I’m not sure if she realizes how sexy it is, but wow! I hit record on my phone the second she said she would be playing something new. I was expecting the song I told her I liked. This surprise is welcomed, though.

The staccato lyrics spill from her troubled mouth like poetry. She’s putting men in their places—calling us all on our ways. She’s putting me in my place. And I’m going willingly. This song is her dominating me.

By the second verse, she loses herself, and I know she’s going to be all right. I lean back in my chair and just listen, my head internalizing and working out the rhythm. I can’t wait to layer this with something soulful. This song—it’s the kind of song people make love to.

My eyes open on her at that thought. My hand flexes at the memory of being splayed over her stomach, and I imagine more. By the final verse, she’s so close to the mic that I watch her love it—her tongue slow across her lips in carefully timed swipes. I am mentally begging her to lick it. This is her performing, and she is a master.

I’m her slave.

I shut off the recording when her final note ends and the applause erupts. Her table of friends is obnoxious, and I can see it threaten her peace, so I lean forward again to catch her sightline.

“So good,” I mouth slowly.

I don’t smile, but only because I can’t. The feelings she’s stirred—they aren’t the smile kind. They’re primal.

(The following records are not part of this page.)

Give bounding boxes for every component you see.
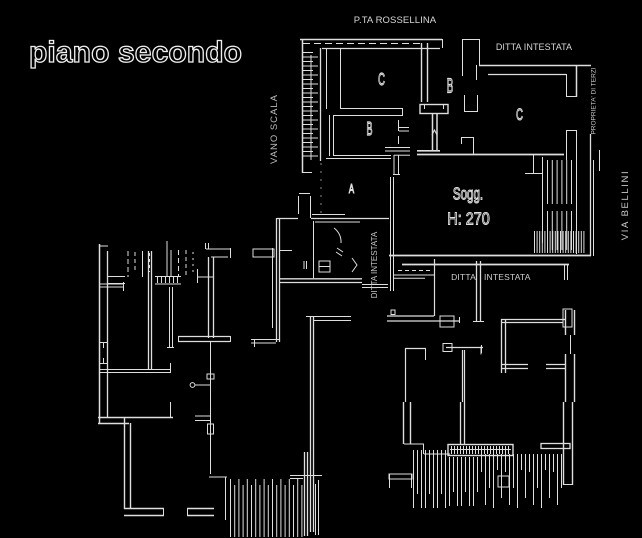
- svg-text:B: B: [367, 120, 373, 140]
- svg-text:VIA BELLINI: VIA BELLINI: [620, 170, 631, 240]
- svg-text:DITTA INTESTATA: DITTA INTESTATA: [370, 231, 379, 298]
- svg-text:B: B: [447, 76, 454, 98]
- svg-text:P.TA ROSSELLINA: P.TA ROSSELLINA: [354, 15, 437, 26]
- svg-text:C: C: [516, 105, 523, 124]
- svg-text:piano secondo: piano secondo: [29, 36, 245, 69]
- svg-text:C: C: [378, 70, 385, 90]
- svg-text:DITTA INTESTATA: DITTA INTESTATA: [496, 42, 572, 52]
- svg-text:DITTA: DITTA: [451, 272, 476, 282]
- svg-text:INTESTATA: INTESTATA: [484, 272, 531, 282]
- svg-text:H: 270: H: 270: [447, 209, 489, 229]
- svg-text:VANO SCALA: VANO SCALA: [269, 94, 280, 164]
- svg-text:PROPRIETA' DI TERZI: PROPRIETA' DI TERZI: [591, 67, 598, 134]
- svg-text:A: A: [349, 182, 355, 197]
- svg-text:Sogg.: Sogg.: [453, 185, 483, 204]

They’re probably the exact kind of feelings an * like me gives into, which is why I’m going to give her the news I came here to share, and then leave.

I suppose the news could have waited. When I think about it, it’s selfish that I’m here at all. Of course it’s selfish—that’s what I do, isn’t it? I want to tell her because she’ll be happy, and that will make me happy. So if I reduce the formula, I’m here to make myself happy. I swear it’s not that I want credit, though. It’s only that I want to give her a taste of success, because she’s worked hard, and she needs something to believe in.

And since I’ve ruined so much…

She finishes three more songs, then escapes to the edge of the stage. I wait patiently at my table near the front, nursing the small Pepsi I ordered instead of the double shots of whiskey I wanted. The loud table that’s been cheering for her—obnoxiously—stands and meets her at the bottom of the steps. Her friend, the one I recognize, is tipsy, but is genuinely proud of our girl. The guys are clueless losers—especially the one that wraps his bear-claw arms around her and lifts her from the bottom step, spinning her once before setting her on the ground. At least, I presume he set her on the ground. I had to look away.